Bind Tracker File: binds a local JSON file handle so updates can be written back to the same file when browser permissions allow.
Import Tracker: loads previously exported/bound JSON state into the current session.
Export Tracker: creates a JSON snapshot of all tracked decisions for sharing or backup.
Refresh-safe behavior: tracker entries are keyed to findings and merged when new CSV files are imported so planning state is retained.
Exports and Handover
Export Decisions CSV: emits analyst decisions in tabular form for remediation teams, PMO tracking, or external reporting.
Report drilldown: recommendation/resource explorer dialogs include export options for focused subsets.

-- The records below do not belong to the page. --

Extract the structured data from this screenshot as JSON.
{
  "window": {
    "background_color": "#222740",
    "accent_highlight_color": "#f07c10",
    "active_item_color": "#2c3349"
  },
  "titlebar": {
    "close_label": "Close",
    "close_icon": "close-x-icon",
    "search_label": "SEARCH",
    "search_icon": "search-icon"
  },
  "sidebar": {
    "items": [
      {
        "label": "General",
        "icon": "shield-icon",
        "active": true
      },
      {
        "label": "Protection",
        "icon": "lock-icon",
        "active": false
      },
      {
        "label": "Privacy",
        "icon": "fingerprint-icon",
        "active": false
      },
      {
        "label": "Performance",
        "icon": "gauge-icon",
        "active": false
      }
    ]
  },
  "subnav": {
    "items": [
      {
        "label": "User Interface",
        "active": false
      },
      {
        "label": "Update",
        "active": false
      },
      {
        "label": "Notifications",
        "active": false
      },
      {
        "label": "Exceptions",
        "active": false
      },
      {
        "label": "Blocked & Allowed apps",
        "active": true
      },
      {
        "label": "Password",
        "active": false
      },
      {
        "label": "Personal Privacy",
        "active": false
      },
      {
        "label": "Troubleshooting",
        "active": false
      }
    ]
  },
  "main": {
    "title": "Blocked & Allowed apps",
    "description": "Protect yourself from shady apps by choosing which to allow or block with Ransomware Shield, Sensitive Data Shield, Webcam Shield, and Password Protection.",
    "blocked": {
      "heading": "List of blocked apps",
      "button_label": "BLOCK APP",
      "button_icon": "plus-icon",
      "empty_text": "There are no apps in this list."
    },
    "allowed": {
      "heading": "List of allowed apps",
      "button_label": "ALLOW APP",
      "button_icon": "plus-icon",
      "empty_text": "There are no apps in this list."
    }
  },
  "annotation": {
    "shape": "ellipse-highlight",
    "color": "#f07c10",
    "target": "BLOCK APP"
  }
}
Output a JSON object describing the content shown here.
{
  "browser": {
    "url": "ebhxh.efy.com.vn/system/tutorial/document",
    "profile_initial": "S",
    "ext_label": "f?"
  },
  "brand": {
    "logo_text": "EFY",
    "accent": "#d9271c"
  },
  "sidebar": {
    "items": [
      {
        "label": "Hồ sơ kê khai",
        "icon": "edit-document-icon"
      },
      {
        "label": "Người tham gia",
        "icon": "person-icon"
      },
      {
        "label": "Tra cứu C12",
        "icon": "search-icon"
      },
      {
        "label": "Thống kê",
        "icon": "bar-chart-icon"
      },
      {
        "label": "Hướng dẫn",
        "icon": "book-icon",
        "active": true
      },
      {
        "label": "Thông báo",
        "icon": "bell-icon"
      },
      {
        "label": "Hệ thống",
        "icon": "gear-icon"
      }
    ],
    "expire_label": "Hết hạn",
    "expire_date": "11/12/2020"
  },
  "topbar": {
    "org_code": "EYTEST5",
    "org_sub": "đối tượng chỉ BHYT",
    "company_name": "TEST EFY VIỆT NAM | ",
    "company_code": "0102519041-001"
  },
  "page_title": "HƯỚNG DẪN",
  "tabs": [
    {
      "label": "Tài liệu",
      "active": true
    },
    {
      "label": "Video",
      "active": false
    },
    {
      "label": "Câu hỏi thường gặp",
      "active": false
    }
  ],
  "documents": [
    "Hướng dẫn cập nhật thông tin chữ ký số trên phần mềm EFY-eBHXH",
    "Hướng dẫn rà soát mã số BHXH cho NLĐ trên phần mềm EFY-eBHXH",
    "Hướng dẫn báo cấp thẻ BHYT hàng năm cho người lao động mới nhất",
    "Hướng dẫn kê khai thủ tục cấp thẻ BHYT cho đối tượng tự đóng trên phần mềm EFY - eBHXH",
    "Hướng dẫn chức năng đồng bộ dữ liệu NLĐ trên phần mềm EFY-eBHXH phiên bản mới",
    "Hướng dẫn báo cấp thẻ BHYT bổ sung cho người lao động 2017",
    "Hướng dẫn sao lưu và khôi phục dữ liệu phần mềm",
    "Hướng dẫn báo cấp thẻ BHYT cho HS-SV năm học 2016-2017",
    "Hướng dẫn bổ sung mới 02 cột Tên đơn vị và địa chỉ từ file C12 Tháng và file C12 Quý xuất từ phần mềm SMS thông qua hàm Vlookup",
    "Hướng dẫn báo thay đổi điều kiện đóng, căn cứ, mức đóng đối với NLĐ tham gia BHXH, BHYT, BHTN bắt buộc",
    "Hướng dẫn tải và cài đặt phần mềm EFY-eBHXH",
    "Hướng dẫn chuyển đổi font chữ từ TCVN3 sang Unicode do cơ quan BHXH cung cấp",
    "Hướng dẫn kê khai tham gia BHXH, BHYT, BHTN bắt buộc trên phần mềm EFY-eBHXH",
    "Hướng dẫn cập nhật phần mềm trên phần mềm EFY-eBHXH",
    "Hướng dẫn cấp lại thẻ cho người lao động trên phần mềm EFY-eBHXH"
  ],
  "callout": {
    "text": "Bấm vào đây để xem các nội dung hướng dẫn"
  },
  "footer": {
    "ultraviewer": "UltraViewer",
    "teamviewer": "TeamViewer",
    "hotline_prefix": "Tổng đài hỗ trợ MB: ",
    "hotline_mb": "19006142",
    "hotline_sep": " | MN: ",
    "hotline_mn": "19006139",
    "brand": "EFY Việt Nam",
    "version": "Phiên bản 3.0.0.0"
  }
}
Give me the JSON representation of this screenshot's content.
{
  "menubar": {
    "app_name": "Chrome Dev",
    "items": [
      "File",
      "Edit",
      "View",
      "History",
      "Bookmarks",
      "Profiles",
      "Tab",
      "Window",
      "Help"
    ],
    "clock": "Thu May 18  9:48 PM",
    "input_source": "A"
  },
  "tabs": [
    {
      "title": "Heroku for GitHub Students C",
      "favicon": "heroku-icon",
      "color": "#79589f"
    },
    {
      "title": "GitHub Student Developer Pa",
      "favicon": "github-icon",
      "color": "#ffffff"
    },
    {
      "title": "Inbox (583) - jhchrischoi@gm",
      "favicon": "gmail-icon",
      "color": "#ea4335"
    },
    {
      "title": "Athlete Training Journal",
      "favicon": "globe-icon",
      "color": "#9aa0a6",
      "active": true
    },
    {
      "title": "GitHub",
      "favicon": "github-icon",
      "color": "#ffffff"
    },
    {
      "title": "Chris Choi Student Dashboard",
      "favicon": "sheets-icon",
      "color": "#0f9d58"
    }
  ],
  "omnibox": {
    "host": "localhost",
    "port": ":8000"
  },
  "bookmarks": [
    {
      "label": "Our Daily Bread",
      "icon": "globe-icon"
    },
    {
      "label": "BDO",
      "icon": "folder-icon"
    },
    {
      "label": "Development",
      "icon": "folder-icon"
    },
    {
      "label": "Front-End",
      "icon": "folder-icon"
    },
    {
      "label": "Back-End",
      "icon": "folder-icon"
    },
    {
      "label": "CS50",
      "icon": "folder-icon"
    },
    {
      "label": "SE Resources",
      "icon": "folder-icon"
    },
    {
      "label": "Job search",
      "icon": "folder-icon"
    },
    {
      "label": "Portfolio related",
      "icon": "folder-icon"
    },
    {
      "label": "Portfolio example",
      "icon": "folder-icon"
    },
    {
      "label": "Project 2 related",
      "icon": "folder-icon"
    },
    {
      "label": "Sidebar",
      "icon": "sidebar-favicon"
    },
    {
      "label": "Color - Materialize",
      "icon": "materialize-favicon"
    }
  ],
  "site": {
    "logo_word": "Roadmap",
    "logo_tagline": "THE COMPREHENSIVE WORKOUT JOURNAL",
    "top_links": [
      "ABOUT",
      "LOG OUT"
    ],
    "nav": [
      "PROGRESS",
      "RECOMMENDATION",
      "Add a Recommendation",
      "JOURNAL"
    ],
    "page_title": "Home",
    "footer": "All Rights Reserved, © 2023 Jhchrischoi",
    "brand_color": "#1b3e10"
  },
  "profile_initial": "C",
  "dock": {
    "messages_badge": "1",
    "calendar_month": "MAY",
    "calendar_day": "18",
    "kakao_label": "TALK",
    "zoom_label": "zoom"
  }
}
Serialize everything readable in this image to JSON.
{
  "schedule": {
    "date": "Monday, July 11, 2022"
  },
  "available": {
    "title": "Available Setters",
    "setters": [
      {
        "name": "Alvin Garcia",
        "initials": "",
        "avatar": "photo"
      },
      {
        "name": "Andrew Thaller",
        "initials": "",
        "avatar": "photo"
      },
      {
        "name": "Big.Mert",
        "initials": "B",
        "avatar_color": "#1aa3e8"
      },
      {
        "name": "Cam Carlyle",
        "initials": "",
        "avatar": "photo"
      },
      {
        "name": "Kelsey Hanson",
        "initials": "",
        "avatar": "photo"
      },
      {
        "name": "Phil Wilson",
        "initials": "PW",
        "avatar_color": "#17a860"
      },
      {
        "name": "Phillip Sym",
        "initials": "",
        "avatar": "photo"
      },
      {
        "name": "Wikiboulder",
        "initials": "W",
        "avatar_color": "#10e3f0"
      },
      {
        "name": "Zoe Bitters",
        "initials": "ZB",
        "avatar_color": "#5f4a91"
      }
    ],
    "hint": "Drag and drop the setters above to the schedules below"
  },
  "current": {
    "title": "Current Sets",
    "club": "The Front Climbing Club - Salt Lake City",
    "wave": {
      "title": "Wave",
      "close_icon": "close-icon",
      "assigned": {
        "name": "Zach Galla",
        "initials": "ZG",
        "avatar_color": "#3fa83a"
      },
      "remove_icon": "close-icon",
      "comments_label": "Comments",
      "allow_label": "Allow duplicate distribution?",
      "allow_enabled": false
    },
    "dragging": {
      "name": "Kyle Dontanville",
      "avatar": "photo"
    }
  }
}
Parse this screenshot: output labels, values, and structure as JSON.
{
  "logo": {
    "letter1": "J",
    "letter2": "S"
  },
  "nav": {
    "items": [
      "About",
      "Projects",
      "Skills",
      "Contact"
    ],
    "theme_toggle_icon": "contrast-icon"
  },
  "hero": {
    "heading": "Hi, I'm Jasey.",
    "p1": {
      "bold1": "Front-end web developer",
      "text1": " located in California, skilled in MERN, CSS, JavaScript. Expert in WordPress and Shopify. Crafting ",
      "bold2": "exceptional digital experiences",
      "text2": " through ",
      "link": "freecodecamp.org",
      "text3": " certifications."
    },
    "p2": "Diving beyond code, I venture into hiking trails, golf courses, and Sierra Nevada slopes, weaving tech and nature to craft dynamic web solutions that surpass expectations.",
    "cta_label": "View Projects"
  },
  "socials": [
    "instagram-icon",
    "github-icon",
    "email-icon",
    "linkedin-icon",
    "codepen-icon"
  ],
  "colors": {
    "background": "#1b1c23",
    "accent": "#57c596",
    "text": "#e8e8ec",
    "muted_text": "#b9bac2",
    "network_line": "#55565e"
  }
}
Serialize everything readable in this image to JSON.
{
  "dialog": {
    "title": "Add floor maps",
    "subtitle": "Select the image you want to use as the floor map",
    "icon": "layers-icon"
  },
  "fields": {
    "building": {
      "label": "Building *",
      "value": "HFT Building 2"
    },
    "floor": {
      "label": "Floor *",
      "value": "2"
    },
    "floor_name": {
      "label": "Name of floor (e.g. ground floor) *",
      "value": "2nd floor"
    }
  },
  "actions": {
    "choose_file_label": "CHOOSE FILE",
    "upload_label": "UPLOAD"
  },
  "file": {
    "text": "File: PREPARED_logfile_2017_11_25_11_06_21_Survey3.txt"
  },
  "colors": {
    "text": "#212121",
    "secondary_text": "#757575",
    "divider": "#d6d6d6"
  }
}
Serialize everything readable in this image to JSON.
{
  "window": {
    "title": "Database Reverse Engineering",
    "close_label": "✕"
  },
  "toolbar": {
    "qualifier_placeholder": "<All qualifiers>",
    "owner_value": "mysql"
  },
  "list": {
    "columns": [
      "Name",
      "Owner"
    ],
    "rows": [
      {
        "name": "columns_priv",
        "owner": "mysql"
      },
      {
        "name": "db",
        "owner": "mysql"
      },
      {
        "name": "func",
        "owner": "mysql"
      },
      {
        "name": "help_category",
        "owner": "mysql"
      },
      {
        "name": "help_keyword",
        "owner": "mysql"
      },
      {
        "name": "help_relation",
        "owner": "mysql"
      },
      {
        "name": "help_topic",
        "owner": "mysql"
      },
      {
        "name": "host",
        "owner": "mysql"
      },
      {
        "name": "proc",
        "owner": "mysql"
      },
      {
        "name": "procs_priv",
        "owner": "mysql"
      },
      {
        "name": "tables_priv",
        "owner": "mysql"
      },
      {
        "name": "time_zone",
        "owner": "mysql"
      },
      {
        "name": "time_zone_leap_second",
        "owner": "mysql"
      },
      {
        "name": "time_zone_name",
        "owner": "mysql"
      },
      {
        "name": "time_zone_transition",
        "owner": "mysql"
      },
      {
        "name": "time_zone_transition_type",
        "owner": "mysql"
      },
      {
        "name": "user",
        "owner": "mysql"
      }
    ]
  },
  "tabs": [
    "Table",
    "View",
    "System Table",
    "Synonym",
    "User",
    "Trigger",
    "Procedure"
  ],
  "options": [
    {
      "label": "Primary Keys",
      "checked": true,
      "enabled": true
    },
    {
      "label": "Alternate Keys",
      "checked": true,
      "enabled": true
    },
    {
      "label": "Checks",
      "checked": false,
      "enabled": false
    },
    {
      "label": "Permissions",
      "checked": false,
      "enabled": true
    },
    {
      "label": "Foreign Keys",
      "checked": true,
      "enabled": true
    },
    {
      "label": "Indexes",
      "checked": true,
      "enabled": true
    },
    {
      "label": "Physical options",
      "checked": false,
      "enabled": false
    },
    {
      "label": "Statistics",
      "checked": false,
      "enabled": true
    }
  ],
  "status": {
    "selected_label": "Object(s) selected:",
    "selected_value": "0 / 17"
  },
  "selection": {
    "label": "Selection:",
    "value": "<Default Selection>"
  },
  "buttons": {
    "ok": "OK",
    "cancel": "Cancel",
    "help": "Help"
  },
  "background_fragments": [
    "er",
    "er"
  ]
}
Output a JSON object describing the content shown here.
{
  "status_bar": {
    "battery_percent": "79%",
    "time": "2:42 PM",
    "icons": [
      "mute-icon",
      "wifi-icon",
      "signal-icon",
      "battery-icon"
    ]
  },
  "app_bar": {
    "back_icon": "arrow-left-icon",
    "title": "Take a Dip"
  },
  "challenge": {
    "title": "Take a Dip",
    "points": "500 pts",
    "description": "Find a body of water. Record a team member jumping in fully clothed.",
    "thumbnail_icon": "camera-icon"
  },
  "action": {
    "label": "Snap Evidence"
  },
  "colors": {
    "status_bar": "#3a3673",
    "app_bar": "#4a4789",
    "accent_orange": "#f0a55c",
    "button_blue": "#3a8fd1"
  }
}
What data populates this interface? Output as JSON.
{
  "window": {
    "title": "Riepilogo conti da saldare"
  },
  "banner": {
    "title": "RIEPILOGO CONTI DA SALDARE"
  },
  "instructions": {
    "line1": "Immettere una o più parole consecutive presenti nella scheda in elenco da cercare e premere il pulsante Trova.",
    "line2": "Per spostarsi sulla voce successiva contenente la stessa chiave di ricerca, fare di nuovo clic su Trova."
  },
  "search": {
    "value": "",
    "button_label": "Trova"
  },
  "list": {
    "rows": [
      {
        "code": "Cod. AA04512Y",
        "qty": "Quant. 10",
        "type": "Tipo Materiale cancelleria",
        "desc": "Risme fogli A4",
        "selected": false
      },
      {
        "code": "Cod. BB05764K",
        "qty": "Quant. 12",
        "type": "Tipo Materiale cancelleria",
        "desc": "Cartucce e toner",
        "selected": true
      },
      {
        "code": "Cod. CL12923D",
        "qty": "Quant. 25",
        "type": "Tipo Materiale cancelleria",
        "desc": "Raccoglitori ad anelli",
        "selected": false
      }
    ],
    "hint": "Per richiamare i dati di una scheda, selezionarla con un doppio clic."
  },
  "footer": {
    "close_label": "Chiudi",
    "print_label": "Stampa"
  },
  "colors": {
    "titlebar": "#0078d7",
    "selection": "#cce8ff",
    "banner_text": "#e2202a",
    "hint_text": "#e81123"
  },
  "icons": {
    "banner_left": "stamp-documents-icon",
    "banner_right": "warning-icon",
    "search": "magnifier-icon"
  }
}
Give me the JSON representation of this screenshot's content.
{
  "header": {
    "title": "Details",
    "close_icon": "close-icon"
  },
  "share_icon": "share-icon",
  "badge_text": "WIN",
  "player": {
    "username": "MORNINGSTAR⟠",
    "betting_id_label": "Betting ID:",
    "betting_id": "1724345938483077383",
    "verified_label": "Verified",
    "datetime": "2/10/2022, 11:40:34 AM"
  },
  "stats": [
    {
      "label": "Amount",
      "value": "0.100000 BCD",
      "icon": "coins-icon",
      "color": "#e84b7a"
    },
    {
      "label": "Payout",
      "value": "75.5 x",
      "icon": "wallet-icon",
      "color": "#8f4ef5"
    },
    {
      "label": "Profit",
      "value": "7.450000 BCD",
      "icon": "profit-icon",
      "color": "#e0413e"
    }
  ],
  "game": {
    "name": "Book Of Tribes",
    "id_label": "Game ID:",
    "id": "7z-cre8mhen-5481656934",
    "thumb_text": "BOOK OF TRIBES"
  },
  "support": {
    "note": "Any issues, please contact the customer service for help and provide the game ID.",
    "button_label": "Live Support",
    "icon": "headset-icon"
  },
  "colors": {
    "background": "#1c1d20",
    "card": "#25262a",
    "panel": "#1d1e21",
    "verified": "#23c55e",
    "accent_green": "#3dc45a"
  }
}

Operational cadence: recommended cycle is import latest CSV -> merge tracker -> triage changes -> export decision pack.
Performance and Scale Tips
Large files (for example 30MB): start in summary views and narrower filters before opening detail-heavy pages.
Table rendering: backlog rows are paged in chunks; use Load More only when needed.
Topology limits: reduce Resource Nodes for initial map load and zoom in progressively.
Best practice: split giant source exports into logical slices (by subscription or severity) when investigating specific outcomes.